My goal is definitely to avoid making the same mistakes this time around. When I start running again, I want to be smart and healthy about it. I'm already working towards that goal with the work I'm doing in PT. I know a marathon is in my future, but is it in my future for 2011?

I sure hope so. On January 19, I'm registering for the 2011 Marine Corps Marathon.

Thursday, January 6, 2011

It all started when...

Most of my close friends know that I've gone through a major transformation in the last year and a half. I've struggled for most of my adult life with weight management. In the summer of 2009, I started Weight Watchers and also started running again (I picked up running off and on since I was in college). Over the course of about six months, I had lost 65 or so pounds and to my surprise, was actually sticking to a regular running regimen for a period of more than just a couple of months. I felt amazing, and I was enjoying the benefits of having a strong, healthy body for the first time since high school.


When I began running in 2009, my initial goal was to build up my stamina to run the Virginia 10-Miler in September of 2010. It seemed like a lofty goal when I could barely run half a mile without getting winded.

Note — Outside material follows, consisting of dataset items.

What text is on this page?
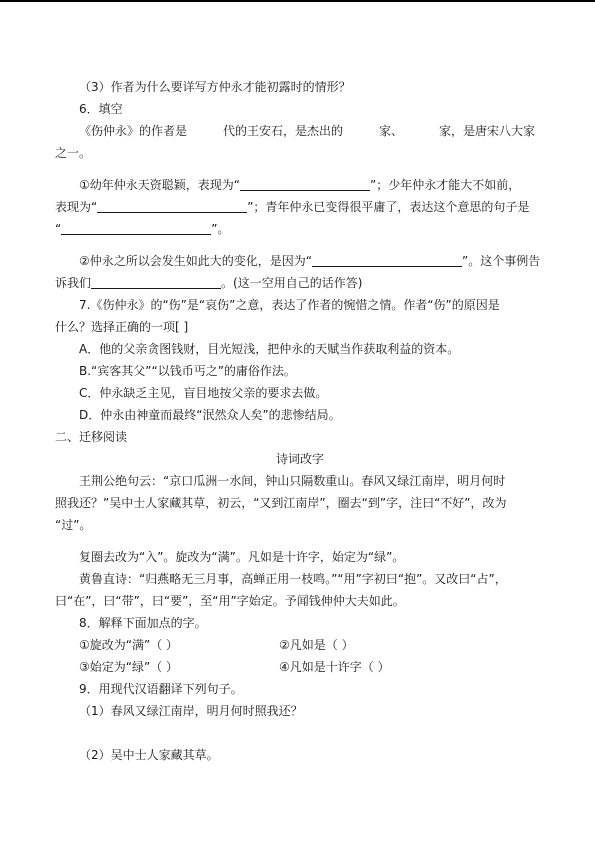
（3）作者为什么要详写方仲永才能初露时的情形？
6．填空
《伤仲永》的作者是	代的王安石，是杰出的	家、	家，是唐宋八大家
之一。
①幼年仲永天资聪颖，表现为“	”；少年仲永才能大不如前，
表现为“	”；青年仲永已变得很平庸了，表达这个意思的句子是
“	”。
②仲永之所以会发生如此大的变化，是因为“	”。这个事例告
诉我们	。(这一空用自己的话作答)
7.《伤仲永》的“伤”是“哀伤”之意，表达了作者的惋惜之情。作者“伤”的原因是
什么？选择正确的一项[ ]
A．他的父亲贪图钱财，目光短浅，把仲永的天赋当作获取利益的资本。
B.“宾客其父”“以钱币丐之”的庸俗作法。
C．仲永缺乏主见，盲目地按父亲的要求去做。
D．仲永由神童而最终“泯然众人矣”的悲惨结局。
二、迁移阅读
诗词改字
王荆公绝句云：“京口瓜洲一水间，钟山只隔数重山。春风又绿江南岸，明月何时
照我还？”吴中士人家藏其草，初云，“又到江南岸”，圈去“到”字，注曰“不好”，改为
“过”。
复圈去改为“入”。旋改为“满”。凡如是十许字，始定为“绿”。
黄鲁直诗：“归燕略无三月事，高蝉正用一枝鸣。”“用”字初曰“抱”。又改曰“占”，
曰“在”，曰“带”，曰“要”，至“用”字始定。予闻钱伸仲大夫如此。
8．解释下面加点的字。
①旋改为“满”（ ）	②凡如是（ ）
③始定为“绿”（ ）	④凡如是十许字（ ）
9．用现代汉语翻译下列句子。
（1）春风又绿江南岸，明月何时照我还？
（2）吴中士人家藏其草。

I was surprised at how quickly my body was able to build up stamina, though, and I ended up running a 10-Miler in April of 2010. With that goal behind me, and with the entire summer to train, I set my sights on a much loftier goal: a marathon in October 2010.

I did my research, downloaded my training schedule, and stuck it to the refrigerator. I was doing great - sticking to my workouts, getting my long-runs in, focusing on my nutrition. For three months, I adhered to my schedule, building my long runs up to 18 miles, and I realized that I was going to be able to run 26.2 miles in another two months. I felt amazing!

Well, I mostly felt amazing. My right knee was the exception. I started noticing the pain when I was running down a big hill one day on a 10-mile run. Not a big deal - aches and pains are normal when you're putting that kind of strain on your body. I came home, took a few advil, and took it easy for the rest of the day.

The next day I went running again, and got the same pain in my knee. I cut my run short and came home and took some advil. I took it easy for a few days, thinking I would be fine after some rest. I didn't want to miss any long-runs, though, so at the end of the week, I laced up my shoes, grabbed my water bottle, and headed out the door for a 19-mile run. Eight miles in, the pain came back, but I kept going. That was the last time I was able to run.

After that, I tried again a few times, but the pain came back after about a mile and I would have to stop and go home. I knew it was a problem with my IT band, so I made an appointment with the orthopeodic center and they confirmed my fears. The marathon was out and running was on hold.

I worked with an amazing physical therapist for a month. Although I was following the program she created for me, I wasn't experiencing the relief I was looking for. After that, the doctor tried a cortizone shot - it worked for a couple of weeks, then all of a sudden, the pain increased. I couldn't walk down stairs, walk around the block, or even swim without pain in my knee.

I ended up stopping all forms of exercise - everything hurt! It was incredibly frustrating and I could feel myself slipping into a mild depression. I'm very goal-oriented, and I felt a little lost without a specific goal to be working towards. I also felt myself slipping back into my old eating habits. I struggled to keep off the weight I lost, but I still started putting a few pounds back on. I was terrified that without my ability to run and exercise, I would regain all the weight I had worked so hard to lose.

I went back to the doctor and he told me the one thing I didn't want to hear: my injury was going to require surgery. As much as I was looking forward to experiencing relief from the pain, I was also very nervous. Surgery was my last hope - if this didn't work, I was out of options.

With a lump in my stomach and barely holding back tears, I walked to the scheduling center and set the date.